| HN Mirror

Y	Hacker News new \| ask \| show \| jobs

by hnedeotes 1917 days ago

That link is talking specifically about the bare send (!) when in a distributed setting. Erlang guarantees locally (in the same VM) and guarantees ordering as well locally (ordering when done in a synchronous block, if you have a single process do send msg1 followed by send ms2, locally it's guaranteed that msg1 will be "received" first, if the receiver is alive). Outside the same VM even if in the same host it can fail (someone closed the socket the other VM is on for e.g).

Erlang also bakes OTP, that is a library for messaging semantics and process behaviours (that processes have to implement to be OTP) and introduces the concept of a "call", where a unique reference is created for the message being sent and only when the receiver processes the message and "replies" (with the answer and the reference) is the "call" considered complete and allows to be sure the message was processed to the point of sending that reply. This is the solution the "ack" mentioned in the linked doc refers to. It's not inherent in send because send is async and the only way to have it know that, is to wait for an ack.

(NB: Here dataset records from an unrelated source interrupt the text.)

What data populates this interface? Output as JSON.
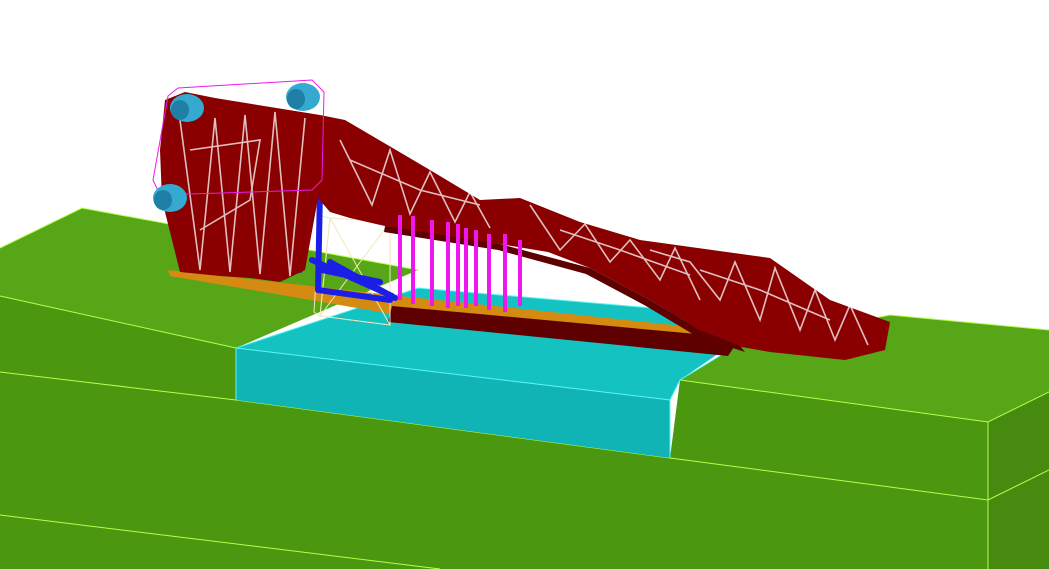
{
  "colors": {
    "background": "#ffffff",
    "ground_top": "#56a618",
    "ground_side": "#4c9710",
    "ground_edge": "#b6ff4a",
    "water_top": "#14c2c2",
    "water_front": "#11b4b4",
    "water_edge": "#5af6f6",
    "truss": "#8a0000",
    "truss_dark": "#5e0000",
    "deck_timber": "#d58a12",
    "bracing_blue": "#1b1fe6",
    "hangers_magenta": "#ee18ee",
    "rollers_cyan": "#35a9cf",
    "guide_box": "#f2e7b8"
  }
}
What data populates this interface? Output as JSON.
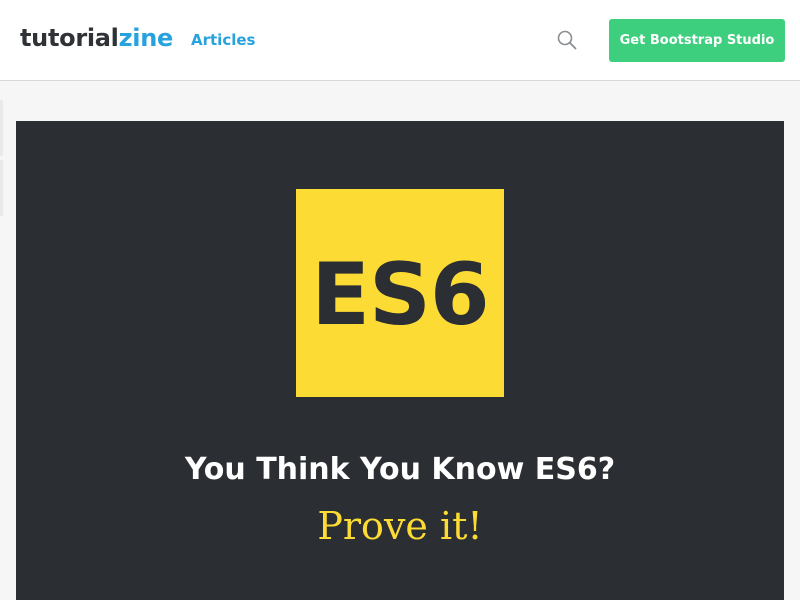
{
  "header": {
    "logo_part_a": "tutorial",
    "logo_part_b": "zine",
    "nav_link": "Articles",
    "search_icon": "search-icon",
    "cta_label": "Get Bootstrap Studio"
  },
  "hero": {
    "logo_text": "ES6",
    "title": "You Think You Know ES6?",
    "subtitle": "Prove it!"
  },
  "colors": {
    "accent_blue": "#27a2dd",
    "cta_green": "#3ecf7e",
    "hero_bg": "#2b2e32",
    "es6_yellow": "#fcdc34"
  }
}
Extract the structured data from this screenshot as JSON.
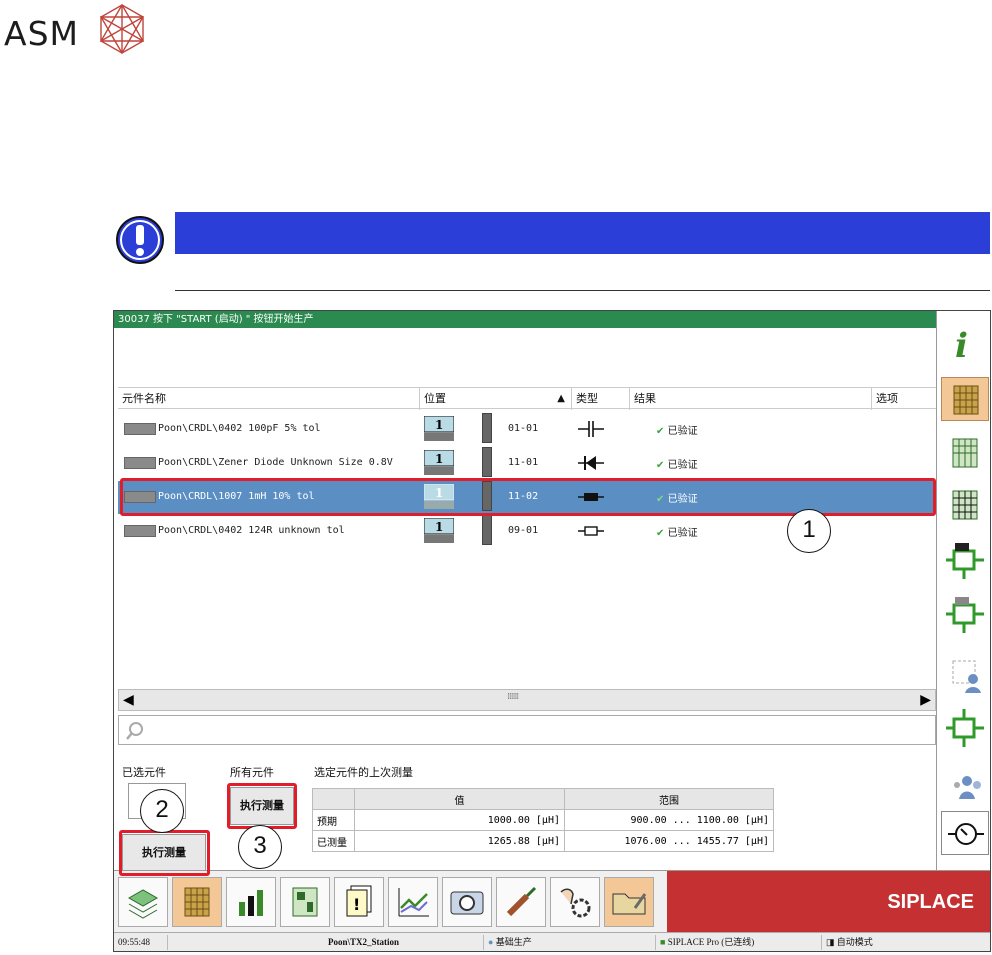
{
  "logo": {
    "text": "ASM"
  },
  "screen": {
    "status_message": "30037 按下 \"START (启动) \" 按钮开始生产",
    "columns": [
      "元件名称",
      "位置",
      "类型",
      "结果",
      "选项"
    ],
    "rows": [
      {
        "name": "Poon\\CRDL\\0402 100pF 5% tol",
        "feeder": "1",
        "position": "01-01",
        "type": "capacitor",
        "result": "已验证"
      },
      {
        "name": "Poon\\CRDL\\Zener Diode Unknown Size 0.8V",
        "feeder": "1",
        "position": "11-01",
        "type": "diode",
        "result": "已验证"
      },
      {
        "name": "Poon\\CRDL\\1007 1mH 10% tol",
        "feeder": "1",
        "position": "11-02",
        "type": "inductor",
        "result": "已验证",
        "selected": true
      },
      {
        "name": "Poon\\CRDL\\0402 124R unknown tol",
        "feeder": "1",
        "position": "09-01",
        "type": "resistor",
        "result": "已验证"
      }
    ],
    "selected_label": "已选元件",
    "all_label": "所有元件",
    "last_measure_label": "选定元件的上次测量",
    "exec_button": "执行测量",
    "table": {
      "headers": [
        "值",
        "范围"
      ],
      "rows": [
        {
          "label": "预期",
          "value": "1000.00 [μH]",
          "range": "900.00 ... 1100.00 [μH]"
        },
        {
          "label": "已测量",
          "value": "1265.88 [μH]",
          "range": "1076.00 ... 1455.77 [μH]"
        }
      ]
    },
    "brand": "SIPLACE",
    "statusbar": {
      "time": "09:55:48",
      "station": "Poon\\TX2_Station",
      "user": "基础生产",
      "connection": "SIPLACE Pro (已连线)",
      "mode": "自动模式"
    }
  },
  "callouts": [
    "1",
    "2",
    "3"
  ],
  "colors": {
    "status_green": "#2b8a50",
    "selection_blue": "#5b8fc4",
    "highlight_red": "#e11d2a",
    "info_blue": "#2b3fd8",
    "brand_red": "#c53132"
  }
}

(you can implement the call semantics with plain processes, but it's such a normal thing that in OTP it's baked at a lower level for the process behaviours included in OTP, mostly all the gen_* behaviours)

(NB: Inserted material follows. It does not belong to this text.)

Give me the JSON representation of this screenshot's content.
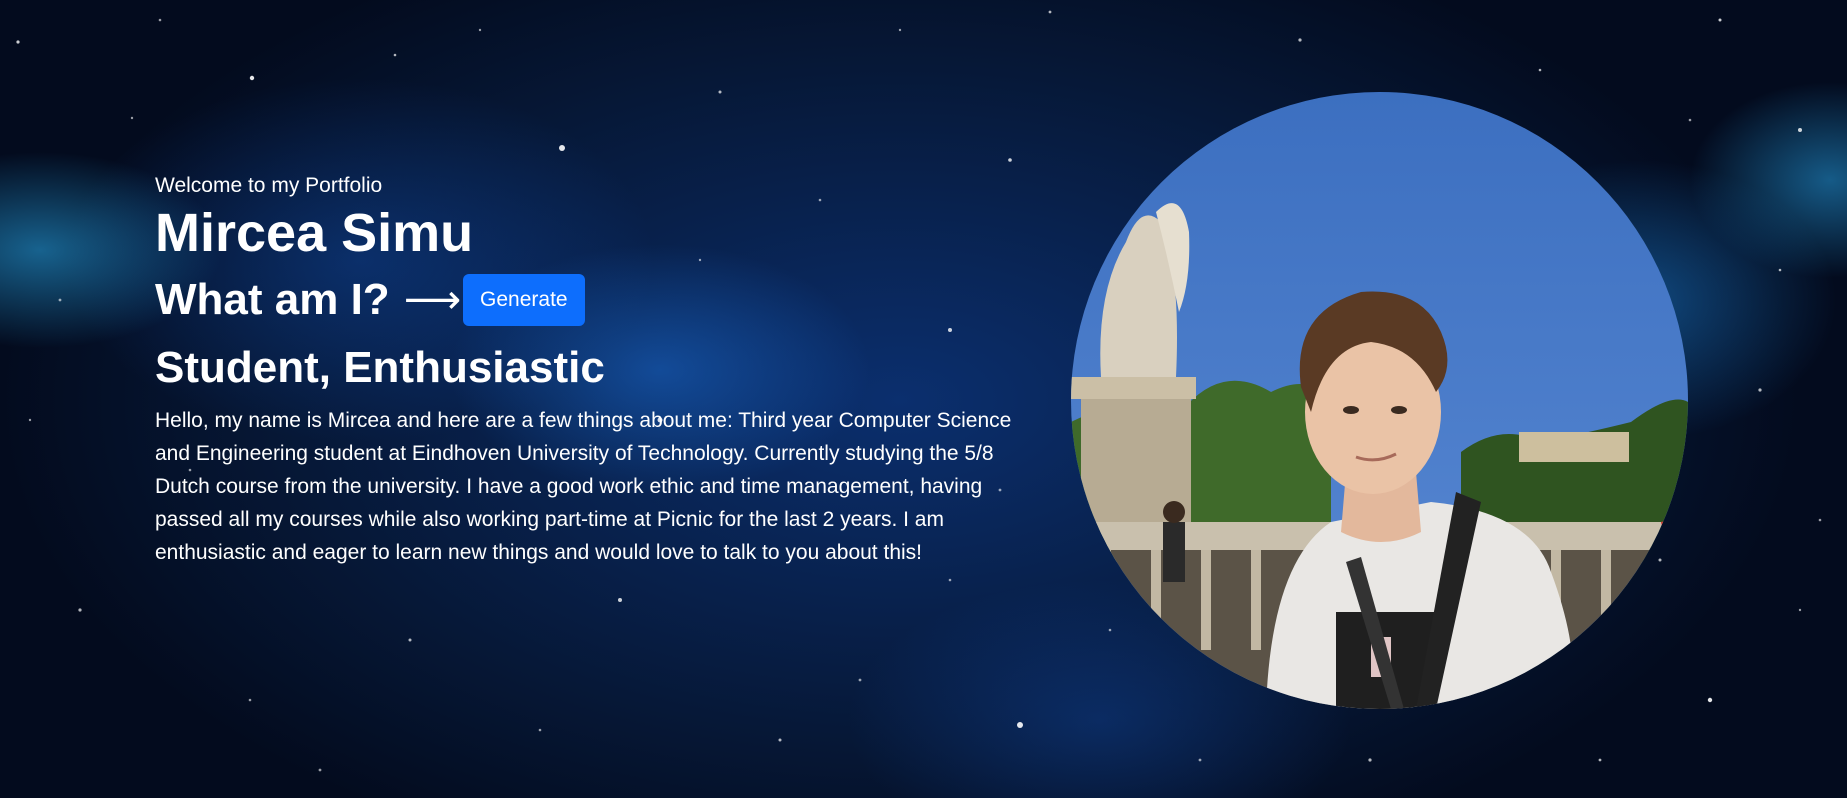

All of this breaks down in distributed settings because it's physically impossible to guarantee. Your message may be received but the answer back may not because the network glitched or the hardware blew before the response was sent. These are problems of distributed systems though. You can be sure that if you get a reply from a call that the message was received. You still need to take (or not) care of some of the failure modes accordingly to your requirements (be it having idempotency, retry logic, nodes behaving as queue processors, etc). Some failure modes encode the reason as well, for instance a failed call to a non-existent pid in a functioning node that is reachable is different than a failed call to a non-reachable node, but a failure in a node that went down or a node that is alive but not reachable is impossible to discern without additional things.